Pérdida de un diente

Perder una pieza dental es importante porque no sólo supone una alteración estética. La ausencia de un diente o muela desencadena una serie de alteraciones y consecuencias, con graves problemas para la salud bucodental. Por ello, si se pierde un diente, hay que contactar con el dentista de inmediato para que diagnostique el motivo y determine el tratamiento a seguir.

Causas de la pérdida de un diente

La pérdida de un diente puede deberse a distintas causas. Las más comunes son:

  • Caries: las caries provocadas por acumulación de placa bacteriana y mala higiene erosionan el esmalte dental y pueden afectar también a los tejidos interiores de los dientes. Así, pueden ser un motivo de su pérdida.
  • Periodontitis: la infección de las encías por acumulación de placa bacteriana y sarro desencadena la inflamación y destrucción de los tejidos gingivales, encía y hueso de soporte, que son los que sujetan el diente. Este deterioro de las estructuras de soporte dental puede llevar a la pérdida de dientes.
  • Fisuras o fracturas: apretar o rechinar los dientes y muelas (bruxismo) conlleva su desgate, haciéndolos más frágiles y tendentes a fisurarse o fracturarse.
  • Traumatismos: los golpes en las piezas dentales pueden dañarlas o fracturarlas, con riesgo también de desprendimiento.

Consecuencias de la pérdida de un diente

En cualquier caso, la pérdida del diente, como hemos dicho anteriormente, va más allá del antiestético hueco que deja. Si no se trata a tiempo, perder una pieza dental deriva en una serie de problemas y alteraciones ligados unos a otros y que, con el tiempo, se van agravando.

Problemas en la masticación: la ausencia de una pieza dental hace que durante la masticación el impacto de los alimentos contra la encía en la que ya no está el diente pueda generar daños y molestias. Así, la masticación se vuelve incómoda y/o dolorosa y se tiende a realizarla con el otro lado, con un mayor desgaste de los dientes de una zona de la boca frente a la otra.

Desplazamiento de las piezas dentales: los dientes vecinos tienden a moverse hacia el espacio vacío en la búsqueda del contacto con el diente adyacente, pero sin ocupar correctamente el hueco que ha dejado, tumbándose y perdiendo a medio plazo hueso de soporte. Es un proceso que acaba casi siempre con la pérdida de la o las piezas adyacentes al hueco.
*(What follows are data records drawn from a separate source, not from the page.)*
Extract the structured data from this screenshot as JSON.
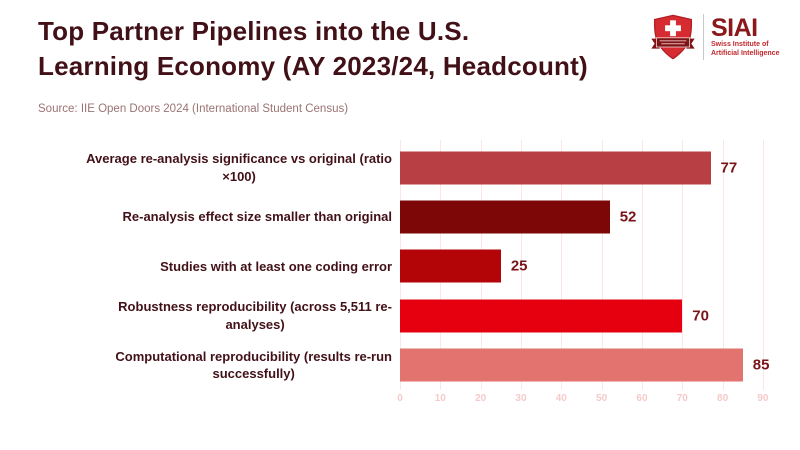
{
  "header": {
    "title_lines": [
      "Top Partner Pipelines into the U.S.",
      "Learning Economy (AY 2023/24, Headcount)"
    ],
    "title_color": "#421118",
    "source": "Source: IIE Open Doors 2024 (International Student Census)"
  },
  "logo": {
    "acronym": "SIAI",
    "subtitle_line1": "Swiss Institute of",
    "subtitle_line2": "Artificial Intelligence",
    "shield_icon": "swiss-shield-cross-icon",
    "colors": {
      "acronym": "#8b181b",
      "subtitle": "#c1272d",
      "shield": "#d62b30",
      "shield_border": "#b01e24",
      "ribbon": "#7e1416",
      "cross": "#ffffff"
    }
  },
  "chart_data": {
    "type": "bar",
    "orientation": "horizontal",
    "title": "Top Partner Pipelines into the U.S. Learning Economy (AY 2023/24, Headcount)",
    "subtitle": "Source: IIE Open Doors 2024 (International Student Census)",
    "categories": [
      "Average re-analysis significance vs original (ratio ×100)",
      "Re-analysis effect size smaller than original",
      "Studies with at least one coding error",
      "Robustness reproducibility (across 5,511 re-analyses)",
      "Computational reproducibility (results re-run successfully)"
    ],
    "category_lines": [
      [
        "Average re-analysis significance vs original (ratio",
        "×100)"
      ],
      [
        "Re-analysis effect size smaller than original"
      ],
      [
        "Studies with at least one coding error"
      ],
      [
        "Robustness reproducibility (across 5,511 re-",
        "analyses)"
      ],
      [
        "Computational reproducibility (results re-run",
        "successfully)"
      ]
    ],
    "values": [
      77,
      52,
      25,
      70,
      85
    ],
    "bar_colors": [
      "#b84045",
      "#7d0606",
      "#b30408",
      "#e6000f",
      "#e2736e"
    ],
    "value_label_color": "#7a1418",
    "category_label_color": "#421118",
    "xlabel": "",
    "ylabel": "",
    "xticks": [
      0,
      10,
      20,
      30,
      40,
      50,
      60,
      70,
      80,
      90
    ],
    "xlim": [
      0,
      92
    ],
    "grid": true,
    "gridline_color": "#fbe6e6",
    "tick_label_color": "#f5caca",
    "legend": false
  }
}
Por su parte, la pieza contraria al diente caído también busca el contacto con él, por lo que también se puede desplazar hacia fuera de la encía, en un proceso que se llama extrusión, y también termina con su pérdida.
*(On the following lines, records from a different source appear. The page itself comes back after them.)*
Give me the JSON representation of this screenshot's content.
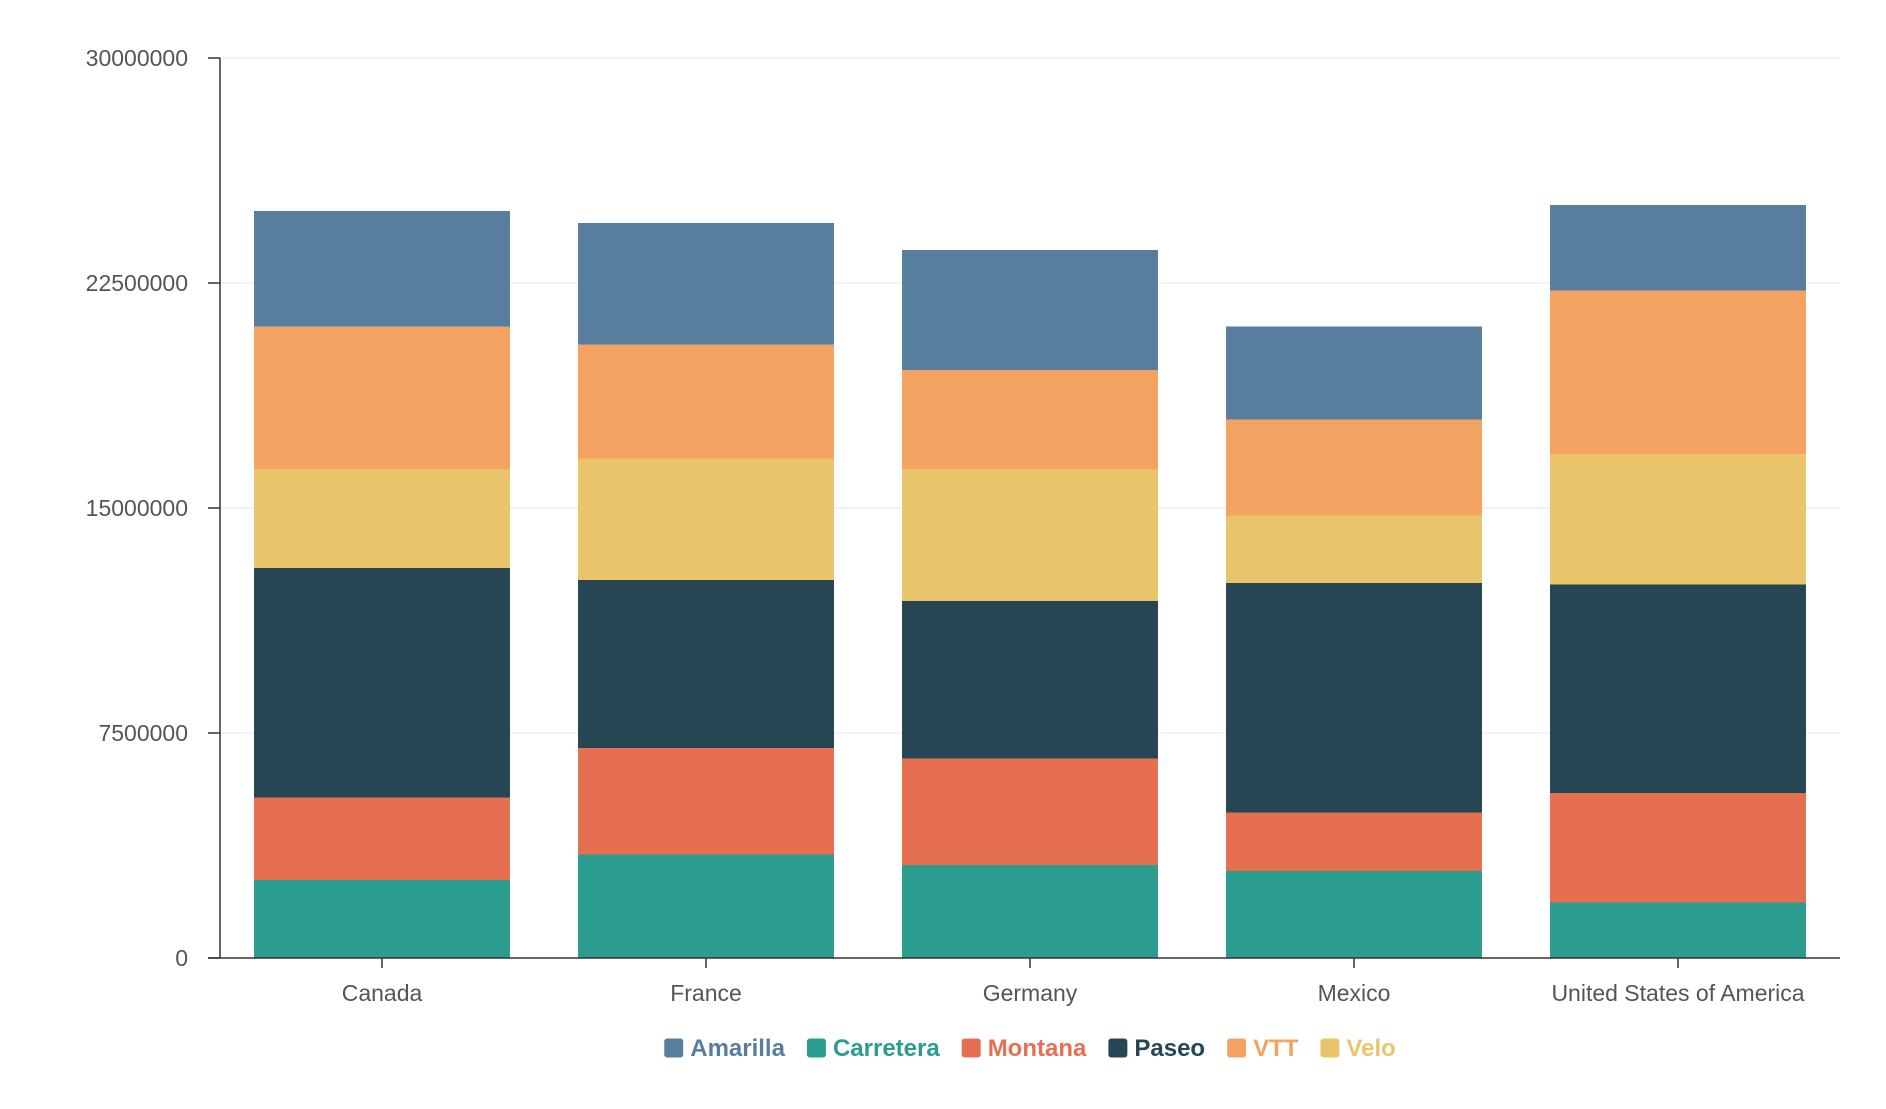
{
  "chart_data": {
    "type": "bar",
    "stacked": true,
    "categories": [
      "Canada",
      "France",
      "Germany",
      "Mexico",
      "United States of America"
    ],
    "series": [
      {
        "name": "Carretera",
        "color": "#2a9d8f",
        "values": [
          2600000,
          3450000,
          3100000,
          2900000,
          1850000
        ]
      },
      {
        "name": "Montana",
        "color": "#e76f51",
        "values": [
          2750000,
          3550000,
          3550000,
          1950000,
          3650000
        ]
      },
      {
        "name": "Paseo",
        "color": "#264653",
        "values": [
          7650000,
          5600000,
          5250000,
          7650000,
          6950000
        ]
      },
      {
        "name": "Velo",
        "color": "#e9c46a",
        "values": [
          3300000,
          4050000,
          4400000,
          2250000,
          4350000
        ]
      },
      {
        "name": "VTT",
        "color": "#f4a261",
        "values": [
          4750000,
          3800000,
          3300000,
          3200000,
          5450000
        ]
      },
      {
        "name": "Amarilla",
        "color": "#577d9f",
        "values": [
          3850000,
          4050000,
          4000000,
          3100000,
          2850000
        ]
      }
    ],
    "legend_order": [
      "Amarilla",
      "Carretera",
      "Montana",
      "Paseo",
      "VTT",
      "Velo"
    ],
    "y_ticks": [
      "0",
      "7500000",
      "15000000",
      "22500000",
      "30000000"
    ],
    "ylim": [
      0,
      30000000
    ],
    "grid": true,
    "legend_position": "bottom-center",
    "title": "",
    "xlabel": "",
    "ylabel": ""
  }
}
Desgaste prematuro de los dientes: la alteración de la posición de los dientes hace que los contactos entre ellos no sean los correctos. Esto provoca una mayor carga y desgastes prematuros. Esta sobrecarga en la masticación también lleva a una peor salud periodontal, ya que los tejidos de soporte también sufren por ella. La consecuencia es una mayor movilidad de los dientes e, incluso, elevado riesgo de nuevas pérdidas dentales.

Mayor riesgo de caries: Todos los movimientos dentales desencadenados por el hueco vacío provocan, además, que los espacios interdentales se vuelvan irregulares y faciliten el alojamiento de restos de comida y placa bacteriana. Así, hay mayor riesgo de aparición de caries.
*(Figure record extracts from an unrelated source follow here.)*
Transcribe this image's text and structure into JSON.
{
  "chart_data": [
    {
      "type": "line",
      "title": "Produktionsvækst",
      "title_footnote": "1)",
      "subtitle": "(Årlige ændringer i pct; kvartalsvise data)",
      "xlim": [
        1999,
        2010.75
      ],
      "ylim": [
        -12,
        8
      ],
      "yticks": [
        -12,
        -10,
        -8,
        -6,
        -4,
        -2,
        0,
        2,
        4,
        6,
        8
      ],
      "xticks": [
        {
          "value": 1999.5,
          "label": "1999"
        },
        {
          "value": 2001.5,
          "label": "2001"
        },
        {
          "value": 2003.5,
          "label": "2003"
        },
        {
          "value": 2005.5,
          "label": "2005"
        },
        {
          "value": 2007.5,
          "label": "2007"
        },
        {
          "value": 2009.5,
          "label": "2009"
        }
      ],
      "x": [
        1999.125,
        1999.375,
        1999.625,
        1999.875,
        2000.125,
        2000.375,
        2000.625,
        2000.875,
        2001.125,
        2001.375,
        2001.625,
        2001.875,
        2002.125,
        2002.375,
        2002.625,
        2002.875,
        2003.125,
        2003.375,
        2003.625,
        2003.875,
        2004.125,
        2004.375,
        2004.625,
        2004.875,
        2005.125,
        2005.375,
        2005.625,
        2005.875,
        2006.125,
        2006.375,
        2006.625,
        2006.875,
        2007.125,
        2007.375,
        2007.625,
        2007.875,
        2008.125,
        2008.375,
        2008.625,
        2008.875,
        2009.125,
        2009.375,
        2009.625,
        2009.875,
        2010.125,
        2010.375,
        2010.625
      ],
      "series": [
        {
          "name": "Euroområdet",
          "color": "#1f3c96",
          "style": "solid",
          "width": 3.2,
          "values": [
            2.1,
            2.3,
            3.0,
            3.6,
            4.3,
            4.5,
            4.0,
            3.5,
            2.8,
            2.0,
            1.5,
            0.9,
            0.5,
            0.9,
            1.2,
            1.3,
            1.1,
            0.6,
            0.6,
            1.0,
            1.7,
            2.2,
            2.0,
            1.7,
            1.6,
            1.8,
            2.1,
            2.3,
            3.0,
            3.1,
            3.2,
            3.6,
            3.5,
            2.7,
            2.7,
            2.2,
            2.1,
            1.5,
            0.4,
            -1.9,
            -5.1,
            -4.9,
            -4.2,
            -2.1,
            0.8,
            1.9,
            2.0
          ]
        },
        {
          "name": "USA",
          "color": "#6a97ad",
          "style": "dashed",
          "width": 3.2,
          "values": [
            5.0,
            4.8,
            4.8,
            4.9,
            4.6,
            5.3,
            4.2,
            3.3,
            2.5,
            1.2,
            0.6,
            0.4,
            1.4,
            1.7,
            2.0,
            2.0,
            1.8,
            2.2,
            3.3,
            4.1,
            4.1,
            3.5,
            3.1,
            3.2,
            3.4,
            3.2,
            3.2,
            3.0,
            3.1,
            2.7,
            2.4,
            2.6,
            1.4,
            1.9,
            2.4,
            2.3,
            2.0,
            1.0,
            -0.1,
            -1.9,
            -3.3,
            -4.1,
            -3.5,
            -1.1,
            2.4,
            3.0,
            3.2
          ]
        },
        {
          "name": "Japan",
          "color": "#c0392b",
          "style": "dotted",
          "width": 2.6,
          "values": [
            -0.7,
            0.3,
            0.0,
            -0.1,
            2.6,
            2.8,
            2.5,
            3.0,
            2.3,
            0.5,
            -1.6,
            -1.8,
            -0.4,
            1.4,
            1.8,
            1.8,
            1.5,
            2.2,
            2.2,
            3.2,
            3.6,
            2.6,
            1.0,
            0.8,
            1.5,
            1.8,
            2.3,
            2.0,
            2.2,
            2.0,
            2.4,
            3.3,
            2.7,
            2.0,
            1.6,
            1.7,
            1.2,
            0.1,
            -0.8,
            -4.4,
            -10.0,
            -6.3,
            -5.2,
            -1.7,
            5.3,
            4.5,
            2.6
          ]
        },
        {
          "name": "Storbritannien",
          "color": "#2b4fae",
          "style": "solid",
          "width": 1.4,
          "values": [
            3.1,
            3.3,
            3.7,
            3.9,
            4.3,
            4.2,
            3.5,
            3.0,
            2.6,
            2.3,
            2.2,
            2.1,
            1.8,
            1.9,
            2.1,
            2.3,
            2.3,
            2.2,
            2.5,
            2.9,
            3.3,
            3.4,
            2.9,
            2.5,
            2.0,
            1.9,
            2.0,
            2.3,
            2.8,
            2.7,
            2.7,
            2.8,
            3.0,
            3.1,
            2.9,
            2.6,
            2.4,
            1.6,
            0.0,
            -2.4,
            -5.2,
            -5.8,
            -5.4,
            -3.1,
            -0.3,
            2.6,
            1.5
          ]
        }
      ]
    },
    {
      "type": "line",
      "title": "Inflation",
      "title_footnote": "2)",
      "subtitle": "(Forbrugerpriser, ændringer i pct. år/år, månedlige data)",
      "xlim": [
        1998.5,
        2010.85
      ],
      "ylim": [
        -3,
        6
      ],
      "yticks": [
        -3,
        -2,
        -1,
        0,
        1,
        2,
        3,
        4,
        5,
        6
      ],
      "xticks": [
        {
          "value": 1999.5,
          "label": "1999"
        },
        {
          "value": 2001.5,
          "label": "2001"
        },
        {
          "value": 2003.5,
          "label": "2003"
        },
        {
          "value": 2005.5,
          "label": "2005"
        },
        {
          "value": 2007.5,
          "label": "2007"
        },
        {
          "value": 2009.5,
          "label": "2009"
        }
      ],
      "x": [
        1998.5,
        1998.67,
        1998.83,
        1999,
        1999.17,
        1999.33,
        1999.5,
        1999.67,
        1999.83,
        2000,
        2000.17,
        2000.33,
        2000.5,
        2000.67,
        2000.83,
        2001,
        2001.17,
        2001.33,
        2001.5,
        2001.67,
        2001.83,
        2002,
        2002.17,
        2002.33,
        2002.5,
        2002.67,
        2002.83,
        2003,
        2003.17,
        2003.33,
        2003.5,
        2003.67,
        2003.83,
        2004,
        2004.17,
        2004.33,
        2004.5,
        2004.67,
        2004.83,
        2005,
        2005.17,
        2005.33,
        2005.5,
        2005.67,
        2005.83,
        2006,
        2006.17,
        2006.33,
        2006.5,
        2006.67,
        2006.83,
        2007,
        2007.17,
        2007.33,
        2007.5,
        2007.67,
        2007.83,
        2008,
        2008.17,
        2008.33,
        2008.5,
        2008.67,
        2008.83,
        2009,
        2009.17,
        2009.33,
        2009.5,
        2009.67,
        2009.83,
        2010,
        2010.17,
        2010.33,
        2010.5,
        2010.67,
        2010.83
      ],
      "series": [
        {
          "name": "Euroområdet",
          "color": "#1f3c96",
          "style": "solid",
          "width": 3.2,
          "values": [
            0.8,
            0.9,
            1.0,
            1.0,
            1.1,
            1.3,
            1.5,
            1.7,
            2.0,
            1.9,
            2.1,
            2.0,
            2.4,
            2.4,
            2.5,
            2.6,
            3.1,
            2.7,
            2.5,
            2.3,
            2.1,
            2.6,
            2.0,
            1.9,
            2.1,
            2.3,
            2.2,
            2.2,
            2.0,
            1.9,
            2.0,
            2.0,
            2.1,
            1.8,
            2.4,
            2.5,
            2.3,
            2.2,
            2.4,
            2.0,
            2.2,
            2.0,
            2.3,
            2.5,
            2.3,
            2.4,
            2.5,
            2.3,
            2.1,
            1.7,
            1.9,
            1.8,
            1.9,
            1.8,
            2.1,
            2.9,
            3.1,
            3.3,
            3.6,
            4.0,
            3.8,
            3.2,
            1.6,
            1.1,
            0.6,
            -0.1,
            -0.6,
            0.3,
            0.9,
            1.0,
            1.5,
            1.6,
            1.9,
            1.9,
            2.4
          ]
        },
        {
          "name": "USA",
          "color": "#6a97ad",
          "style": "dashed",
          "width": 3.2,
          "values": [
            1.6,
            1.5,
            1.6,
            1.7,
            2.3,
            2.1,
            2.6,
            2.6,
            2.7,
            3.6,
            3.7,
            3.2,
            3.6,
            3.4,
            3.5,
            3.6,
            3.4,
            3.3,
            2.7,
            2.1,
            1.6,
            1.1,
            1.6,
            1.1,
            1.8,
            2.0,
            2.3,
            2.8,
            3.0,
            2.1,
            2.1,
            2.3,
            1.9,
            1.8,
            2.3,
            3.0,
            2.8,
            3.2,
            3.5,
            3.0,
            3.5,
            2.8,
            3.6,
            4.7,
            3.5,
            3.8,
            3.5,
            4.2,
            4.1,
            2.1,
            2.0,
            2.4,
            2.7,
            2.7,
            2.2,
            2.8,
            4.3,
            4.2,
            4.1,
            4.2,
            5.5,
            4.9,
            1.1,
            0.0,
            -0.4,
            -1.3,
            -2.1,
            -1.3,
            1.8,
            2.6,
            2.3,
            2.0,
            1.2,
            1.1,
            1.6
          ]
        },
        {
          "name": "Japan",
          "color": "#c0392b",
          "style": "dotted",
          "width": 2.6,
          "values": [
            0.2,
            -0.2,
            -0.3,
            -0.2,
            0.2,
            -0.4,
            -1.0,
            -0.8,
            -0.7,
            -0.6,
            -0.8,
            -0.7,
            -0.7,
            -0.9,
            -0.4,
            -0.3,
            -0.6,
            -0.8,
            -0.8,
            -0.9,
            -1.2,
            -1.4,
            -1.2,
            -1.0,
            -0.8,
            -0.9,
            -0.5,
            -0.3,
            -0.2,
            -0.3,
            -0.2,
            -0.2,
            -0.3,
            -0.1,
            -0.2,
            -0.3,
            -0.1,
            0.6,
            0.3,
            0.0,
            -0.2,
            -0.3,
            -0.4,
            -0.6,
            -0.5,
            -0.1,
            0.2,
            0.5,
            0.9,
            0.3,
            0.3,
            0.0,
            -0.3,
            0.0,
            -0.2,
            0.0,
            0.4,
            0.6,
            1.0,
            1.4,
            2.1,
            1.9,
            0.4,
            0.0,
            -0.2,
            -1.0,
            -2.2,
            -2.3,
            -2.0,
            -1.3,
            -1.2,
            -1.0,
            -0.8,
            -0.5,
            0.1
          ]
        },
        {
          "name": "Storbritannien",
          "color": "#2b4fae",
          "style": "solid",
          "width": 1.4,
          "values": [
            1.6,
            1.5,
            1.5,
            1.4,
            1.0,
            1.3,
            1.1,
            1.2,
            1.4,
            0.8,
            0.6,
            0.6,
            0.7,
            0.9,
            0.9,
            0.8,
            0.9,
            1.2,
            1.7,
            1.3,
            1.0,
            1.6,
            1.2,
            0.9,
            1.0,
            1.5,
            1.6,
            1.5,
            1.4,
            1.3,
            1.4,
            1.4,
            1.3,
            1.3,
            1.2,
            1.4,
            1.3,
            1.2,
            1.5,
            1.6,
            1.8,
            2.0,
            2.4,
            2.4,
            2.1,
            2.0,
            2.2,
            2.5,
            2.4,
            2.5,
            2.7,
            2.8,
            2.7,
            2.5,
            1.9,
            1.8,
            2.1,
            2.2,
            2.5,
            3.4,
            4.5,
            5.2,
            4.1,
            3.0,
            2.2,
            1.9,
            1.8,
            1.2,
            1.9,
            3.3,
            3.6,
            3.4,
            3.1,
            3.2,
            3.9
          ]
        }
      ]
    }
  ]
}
Dificultad de higiene bucodental: la descolocación de los dientes y los espacios dentales irregulares resultantes dificultan la correcta higiene bucodental.  

Peligro de periodontitis: la complicación de perder, y no reponer, una pieza dental genera, a su vez, peligro de acumulación de placa bacteriana y desarrollo de periodontitis. Este es resulta especialmente grave en el caso del diente contrario, ya que al erupcionar en exceso por la ausencia de la pieza dental, la porción de raíz que permanece dentro del hueso disminuye. De esta forma, corre mayor peligro de movilidad e, incluso, caída.

Perder una pieza dental es como quitar un libro de una estantería

Un símil que resume buena parte de estos problemas es el de que perder una pieza dental es como quitar un libro de una librería. Los demás libros se tumban, los espacios entre ellos aumentan, y en esos espacios se acumula el polvo….

Con todo ello, ante la pérdida de una pieza dental, es urgente reponer esa pieza perdida. Si ya se han desencadenado alguna de las consecuencias descritas por la ausencia de un diente, se deben corregir. Como siempre, cuanto antes se actúe, menores serán los problemas derivados y más rápida y sencilla la solución.